Life shaped by passion for learning, teaching
By Jessica Wilson '05
As a young elementary student, Joan Gundershaug Breece '65 was always helping with the slower children in class and being an assistant to a teacher in the lower grades. She knew then that teaching was her calling. She taught first grade for 32 years and fourth grade for the last five years before retiring in 2003 from the Moraga (Calif.) School District. She never tired of the life of an educator. "Every day in a classroom is different, every class is so different," she said. "Each day brought new challenges and the children daily gave me the reward of seeing them grow and progress intellectually."
Her studies at Pacific prepared her well for a career in teaching, she said. The education classes Breece took were small in size and she received lot of personal attention. She added that she found the professors caring and nurturing. "Pacific was always current with the new trends in education but provided a solid base.
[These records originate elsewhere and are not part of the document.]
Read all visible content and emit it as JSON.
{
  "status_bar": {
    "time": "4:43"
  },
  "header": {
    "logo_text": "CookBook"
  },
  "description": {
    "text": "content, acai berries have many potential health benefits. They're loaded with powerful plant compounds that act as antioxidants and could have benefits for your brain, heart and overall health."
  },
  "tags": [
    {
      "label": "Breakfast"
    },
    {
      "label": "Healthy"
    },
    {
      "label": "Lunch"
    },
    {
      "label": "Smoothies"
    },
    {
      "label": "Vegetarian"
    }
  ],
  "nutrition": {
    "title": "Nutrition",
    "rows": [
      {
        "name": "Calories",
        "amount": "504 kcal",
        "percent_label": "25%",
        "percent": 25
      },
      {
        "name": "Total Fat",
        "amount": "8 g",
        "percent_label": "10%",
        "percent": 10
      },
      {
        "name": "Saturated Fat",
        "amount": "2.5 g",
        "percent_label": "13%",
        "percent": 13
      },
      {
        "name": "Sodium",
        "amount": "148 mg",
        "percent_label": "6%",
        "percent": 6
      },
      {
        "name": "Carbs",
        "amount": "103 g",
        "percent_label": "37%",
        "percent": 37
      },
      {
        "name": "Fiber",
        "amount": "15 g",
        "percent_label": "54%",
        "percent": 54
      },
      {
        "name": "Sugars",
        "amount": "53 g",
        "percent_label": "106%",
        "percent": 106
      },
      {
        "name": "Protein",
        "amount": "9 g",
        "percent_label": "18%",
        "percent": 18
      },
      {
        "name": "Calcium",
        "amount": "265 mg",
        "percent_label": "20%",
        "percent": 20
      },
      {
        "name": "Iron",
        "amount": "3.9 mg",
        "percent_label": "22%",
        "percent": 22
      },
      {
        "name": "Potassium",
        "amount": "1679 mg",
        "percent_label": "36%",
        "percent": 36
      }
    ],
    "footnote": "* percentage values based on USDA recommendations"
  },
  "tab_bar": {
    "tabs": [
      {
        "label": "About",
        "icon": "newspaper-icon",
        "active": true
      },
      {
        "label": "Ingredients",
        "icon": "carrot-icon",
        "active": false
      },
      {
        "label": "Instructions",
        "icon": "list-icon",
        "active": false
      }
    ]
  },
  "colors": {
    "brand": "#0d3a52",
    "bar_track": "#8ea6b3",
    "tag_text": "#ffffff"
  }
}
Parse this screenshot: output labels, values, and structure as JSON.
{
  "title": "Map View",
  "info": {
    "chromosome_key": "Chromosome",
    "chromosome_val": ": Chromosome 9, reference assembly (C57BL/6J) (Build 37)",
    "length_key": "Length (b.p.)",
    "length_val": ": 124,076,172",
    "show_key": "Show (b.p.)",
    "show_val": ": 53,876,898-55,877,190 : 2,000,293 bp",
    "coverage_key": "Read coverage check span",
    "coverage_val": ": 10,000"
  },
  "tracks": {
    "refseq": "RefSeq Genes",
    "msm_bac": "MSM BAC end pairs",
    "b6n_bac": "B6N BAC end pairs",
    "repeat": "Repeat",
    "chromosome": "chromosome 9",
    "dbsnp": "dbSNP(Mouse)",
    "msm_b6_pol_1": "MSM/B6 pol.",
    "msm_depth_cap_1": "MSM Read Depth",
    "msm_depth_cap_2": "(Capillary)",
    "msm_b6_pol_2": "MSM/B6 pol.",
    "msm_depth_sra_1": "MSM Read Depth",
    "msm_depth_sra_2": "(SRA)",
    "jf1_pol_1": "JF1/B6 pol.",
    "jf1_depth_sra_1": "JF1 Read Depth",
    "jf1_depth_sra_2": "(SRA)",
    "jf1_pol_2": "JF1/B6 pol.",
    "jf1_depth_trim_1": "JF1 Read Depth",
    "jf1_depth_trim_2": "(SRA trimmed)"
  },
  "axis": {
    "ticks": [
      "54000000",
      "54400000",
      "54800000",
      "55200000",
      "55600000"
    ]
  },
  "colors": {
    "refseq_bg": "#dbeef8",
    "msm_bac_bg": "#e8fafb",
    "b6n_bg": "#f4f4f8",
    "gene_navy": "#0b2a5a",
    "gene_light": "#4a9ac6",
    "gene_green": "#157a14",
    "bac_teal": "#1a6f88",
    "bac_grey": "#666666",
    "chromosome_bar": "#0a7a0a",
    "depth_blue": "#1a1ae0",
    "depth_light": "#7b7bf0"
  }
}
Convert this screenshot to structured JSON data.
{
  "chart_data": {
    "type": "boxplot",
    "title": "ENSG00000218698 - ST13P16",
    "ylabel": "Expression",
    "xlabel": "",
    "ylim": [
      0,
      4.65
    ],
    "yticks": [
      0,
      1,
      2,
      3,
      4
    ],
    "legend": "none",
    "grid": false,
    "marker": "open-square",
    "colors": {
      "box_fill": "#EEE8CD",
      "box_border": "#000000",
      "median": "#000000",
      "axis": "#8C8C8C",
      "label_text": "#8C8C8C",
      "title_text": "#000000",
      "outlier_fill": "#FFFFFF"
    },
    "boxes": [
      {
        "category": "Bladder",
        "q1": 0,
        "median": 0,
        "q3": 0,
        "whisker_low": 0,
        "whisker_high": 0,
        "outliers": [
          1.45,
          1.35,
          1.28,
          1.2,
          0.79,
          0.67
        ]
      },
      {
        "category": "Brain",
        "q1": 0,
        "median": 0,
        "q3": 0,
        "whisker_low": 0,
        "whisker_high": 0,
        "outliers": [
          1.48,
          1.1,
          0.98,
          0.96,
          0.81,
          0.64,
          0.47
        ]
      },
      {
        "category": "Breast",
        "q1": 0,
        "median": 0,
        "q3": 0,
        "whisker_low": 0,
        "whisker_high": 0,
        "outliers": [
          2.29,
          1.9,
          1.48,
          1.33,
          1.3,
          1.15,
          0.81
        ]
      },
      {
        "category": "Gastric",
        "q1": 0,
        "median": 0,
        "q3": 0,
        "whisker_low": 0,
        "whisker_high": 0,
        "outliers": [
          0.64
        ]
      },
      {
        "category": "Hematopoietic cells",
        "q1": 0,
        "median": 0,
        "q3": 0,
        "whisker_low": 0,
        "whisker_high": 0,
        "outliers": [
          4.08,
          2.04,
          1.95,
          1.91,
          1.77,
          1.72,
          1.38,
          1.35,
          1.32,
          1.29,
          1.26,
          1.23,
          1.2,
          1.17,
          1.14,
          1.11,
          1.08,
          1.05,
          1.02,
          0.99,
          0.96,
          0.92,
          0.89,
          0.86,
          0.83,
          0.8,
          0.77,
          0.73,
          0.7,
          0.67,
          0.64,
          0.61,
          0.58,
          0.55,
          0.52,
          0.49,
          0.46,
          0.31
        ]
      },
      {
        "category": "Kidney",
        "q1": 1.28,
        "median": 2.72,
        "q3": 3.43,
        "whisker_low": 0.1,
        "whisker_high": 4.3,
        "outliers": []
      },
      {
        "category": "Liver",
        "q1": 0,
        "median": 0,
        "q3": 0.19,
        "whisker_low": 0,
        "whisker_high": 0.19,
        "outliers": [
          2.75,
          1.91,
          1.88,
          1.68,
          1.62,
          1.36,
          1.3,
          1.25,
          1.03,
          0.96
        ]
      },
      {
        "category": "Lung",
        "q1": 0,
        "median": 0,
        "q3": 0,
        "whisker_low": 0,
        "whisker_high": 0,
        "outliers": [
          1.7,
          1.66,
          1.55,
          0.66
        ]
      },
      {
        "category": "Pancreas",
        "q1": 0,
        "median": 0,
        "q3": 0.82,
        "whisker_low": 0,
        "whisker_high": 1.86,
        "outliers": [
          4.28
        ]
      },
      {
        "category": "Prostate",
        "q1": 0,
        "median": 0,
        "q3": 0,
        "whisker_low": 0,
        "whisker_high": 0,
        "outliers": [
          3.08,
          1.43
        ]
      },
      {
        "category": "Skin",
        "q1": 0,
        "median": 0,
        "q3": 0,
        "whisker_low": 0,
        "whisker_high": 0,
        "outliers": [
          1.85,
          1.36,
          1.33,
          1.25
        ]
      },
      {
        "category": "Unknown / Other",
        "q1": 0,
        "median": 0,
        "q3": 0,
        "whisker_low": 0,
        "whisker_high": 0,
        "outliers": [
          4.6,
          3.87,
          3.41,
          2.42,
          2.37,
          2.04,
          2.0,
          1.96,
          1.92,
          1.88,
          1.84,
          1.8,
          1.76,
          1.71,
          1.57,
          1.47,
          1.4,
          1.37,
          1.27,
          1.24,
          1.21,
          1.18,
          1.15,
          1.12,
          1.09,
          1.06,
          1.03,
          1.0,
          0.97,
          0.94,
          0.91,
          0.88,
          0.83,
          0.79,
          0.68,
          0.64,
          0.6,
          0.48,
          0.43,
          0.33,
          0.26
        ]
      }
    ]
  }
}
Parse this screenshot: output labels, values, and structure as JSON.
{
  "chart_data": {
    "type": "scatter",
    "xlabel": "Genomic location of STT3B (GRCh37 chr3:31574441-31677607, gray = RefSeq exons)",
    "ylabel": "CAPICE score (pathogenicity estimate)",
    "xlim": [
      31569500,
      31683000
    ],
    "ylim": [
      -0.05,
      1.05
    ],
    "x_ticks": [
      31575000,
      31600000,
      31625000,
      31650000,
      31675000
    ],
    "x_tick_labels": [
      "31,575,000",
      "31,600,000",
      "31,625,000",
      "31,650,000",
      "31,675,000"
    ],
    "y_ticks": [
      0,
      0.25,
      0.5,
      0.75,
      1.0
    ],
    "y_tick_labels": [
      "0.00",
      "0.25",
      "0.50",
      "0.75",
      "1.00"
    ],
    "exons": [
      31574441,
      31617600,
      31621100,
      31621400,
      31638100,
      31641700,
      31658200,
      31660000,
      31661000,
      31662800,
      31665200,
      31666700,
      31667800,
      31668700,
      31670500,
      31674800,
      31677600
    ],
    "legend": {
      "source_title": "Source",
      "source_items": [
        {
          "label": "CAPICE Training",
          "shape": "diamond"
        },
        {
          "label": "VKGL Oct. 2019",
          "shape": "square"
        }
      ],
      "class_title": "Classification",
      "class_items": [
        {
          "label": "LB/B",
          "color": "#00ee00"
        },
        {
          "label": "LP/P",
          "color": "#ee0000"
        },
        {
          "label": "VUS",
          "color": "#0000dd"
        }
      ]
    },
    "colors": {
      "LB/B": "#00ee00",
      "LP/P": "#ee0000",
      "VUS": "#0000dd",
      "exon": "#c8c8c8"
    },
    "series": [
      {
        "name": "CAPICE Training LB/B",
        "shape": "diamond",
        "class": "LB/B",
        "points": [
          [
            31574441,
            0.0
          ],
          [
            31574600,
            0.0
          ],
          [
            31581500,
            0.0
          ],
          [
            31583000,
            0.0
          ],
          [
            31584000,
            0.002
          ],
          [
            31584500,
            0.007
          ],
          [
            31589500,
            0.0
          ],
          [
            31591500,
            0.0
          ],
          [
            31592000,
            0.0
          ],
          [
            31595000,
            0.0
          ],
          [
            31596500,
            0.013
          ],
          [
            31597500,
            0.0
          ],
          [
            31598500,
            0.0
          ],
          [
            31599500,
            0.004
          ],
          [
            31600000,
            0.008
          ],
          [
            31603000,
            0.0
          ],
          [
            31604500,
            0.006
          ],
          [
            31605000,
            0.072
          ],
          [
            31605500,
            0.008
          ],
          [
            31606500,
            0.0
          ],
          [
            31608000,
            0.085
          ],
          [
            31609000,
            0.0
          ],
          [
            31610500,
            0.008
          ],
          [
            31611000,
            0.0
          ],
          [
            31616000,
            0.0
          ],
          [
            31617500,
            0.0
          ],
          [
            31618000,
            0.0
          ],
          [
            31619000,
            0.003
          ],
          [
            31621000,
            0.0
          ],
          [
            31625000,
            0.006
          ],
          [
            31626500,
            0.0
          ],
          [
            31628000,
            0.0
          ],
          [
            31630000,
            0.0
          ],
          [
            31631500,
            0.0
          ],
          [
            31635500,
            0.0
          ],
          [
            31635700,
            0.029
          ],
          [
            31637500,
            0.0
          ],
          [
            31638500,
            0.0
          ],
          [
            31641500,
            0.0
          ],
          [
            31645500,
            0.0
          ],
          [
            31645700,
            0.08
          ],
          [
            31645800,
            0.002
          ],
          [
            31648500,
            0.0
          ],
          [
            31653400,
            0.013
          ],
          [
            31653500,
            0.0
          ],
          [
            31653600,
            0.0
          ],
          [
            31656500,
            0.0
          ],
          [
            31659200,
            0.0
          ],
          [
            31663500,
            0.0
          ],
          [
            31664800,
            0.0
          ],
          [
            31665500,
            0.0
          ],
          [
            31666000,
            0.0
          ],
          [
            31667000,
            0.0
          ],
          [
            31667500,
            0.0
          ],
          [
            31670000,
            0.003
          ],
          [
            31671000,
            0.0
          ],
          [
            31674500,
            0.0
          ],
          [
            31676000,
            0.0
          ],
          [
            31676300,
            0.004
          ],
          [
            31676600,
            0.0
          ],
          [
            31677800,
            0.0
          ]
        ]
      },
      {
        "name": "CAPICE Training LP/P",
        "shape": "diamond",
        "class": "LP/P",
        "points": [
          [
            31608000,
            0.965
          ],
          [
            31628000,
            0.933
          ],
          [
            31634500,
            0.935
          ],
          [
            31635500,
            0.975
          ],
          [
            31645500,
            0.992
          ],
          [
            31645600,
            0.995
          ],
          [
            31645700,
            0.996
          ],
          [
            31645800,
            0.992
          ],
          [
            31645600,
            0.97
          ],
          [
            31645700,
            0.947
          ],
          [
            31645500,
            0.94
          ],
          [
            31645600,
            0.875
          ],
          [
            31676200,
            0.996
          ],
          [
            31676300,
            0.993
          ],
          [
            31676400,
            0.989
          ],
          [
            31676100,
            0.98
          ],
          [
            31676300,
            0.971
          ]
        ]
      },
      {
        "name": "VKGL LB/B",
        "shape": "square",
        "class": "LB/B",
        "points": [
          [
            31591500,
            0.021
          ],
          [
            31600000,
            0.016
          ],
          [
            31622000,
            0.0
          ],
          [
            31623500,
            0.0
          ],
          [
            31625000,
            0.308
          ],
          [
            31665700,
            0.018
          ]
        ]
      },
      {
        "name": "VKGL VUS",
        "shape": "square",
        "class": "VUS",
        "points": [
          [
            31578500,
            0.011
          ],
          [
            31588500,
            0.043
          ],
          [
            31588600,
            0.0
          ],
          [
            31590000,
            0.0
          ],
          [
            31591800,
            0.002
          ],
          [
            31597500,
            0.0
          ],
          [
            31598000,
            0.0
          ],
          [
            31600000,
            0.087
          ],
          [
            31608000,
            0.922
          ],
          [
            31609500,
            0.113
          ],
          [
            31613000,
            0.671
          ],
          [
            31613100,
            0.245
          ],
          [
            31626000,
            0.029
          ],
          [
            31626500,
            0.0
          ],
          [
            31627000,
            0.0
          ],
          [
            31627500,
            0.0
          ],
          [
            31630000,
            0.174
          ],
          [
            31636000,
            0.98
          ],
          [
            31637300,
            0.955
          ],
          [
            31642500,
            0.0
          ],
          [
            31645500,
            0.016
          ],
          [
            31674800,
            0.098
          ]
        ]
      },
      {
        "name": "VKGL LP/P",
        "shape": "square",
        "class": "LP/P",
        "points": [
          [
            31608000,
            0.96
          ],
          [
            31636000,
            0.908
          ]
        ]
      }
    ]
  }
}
The education was practical, not just educational theory."
Breece never was drawn to the side of administration during her education career. Her real love, she said, is for the children and she always hated being out of the classroom. "There is nothing more exciting than watching a child learn to read and seeing a whole new world open up to a child," she said.
Through her years as a teacher, Breece said she has found that children learn differently so being a solid teacher that uses many varied approaches is important. Her work and talent were recognized in 1990 when she was selected as Moraga Teacher of the Year.
Breece has not completely retired from teaching. At the Lafeyette-Orinda Presbyterian Church she is the Bible study coordinator and has taught Bible study in the past year to kindergarten and third grade students.
However, with more time out of the classroom available, Breece is putting the tire to the road. She and her husband, Conrad, began biking two years ago and were introduced to the excitement of European biking by friends. They have traveled to Italy, riding through tobacco fields and olive groves. In June, they visited the Dordogne region of France. For 10 days they rode through fields of poppies, forests, and toured castles and caves filled with ancient drawings. "When you ride a bike you really see and smell the countryside," said Breece.Breece has continued her education over the years by taking courses at the University of San Francisco Fromm Institute. The classes have varied from political science to poetry to literature to history. "I feel that life long learning is what keeps me excited about living. I only wish all people could have the chance to broaden their knowledge daily."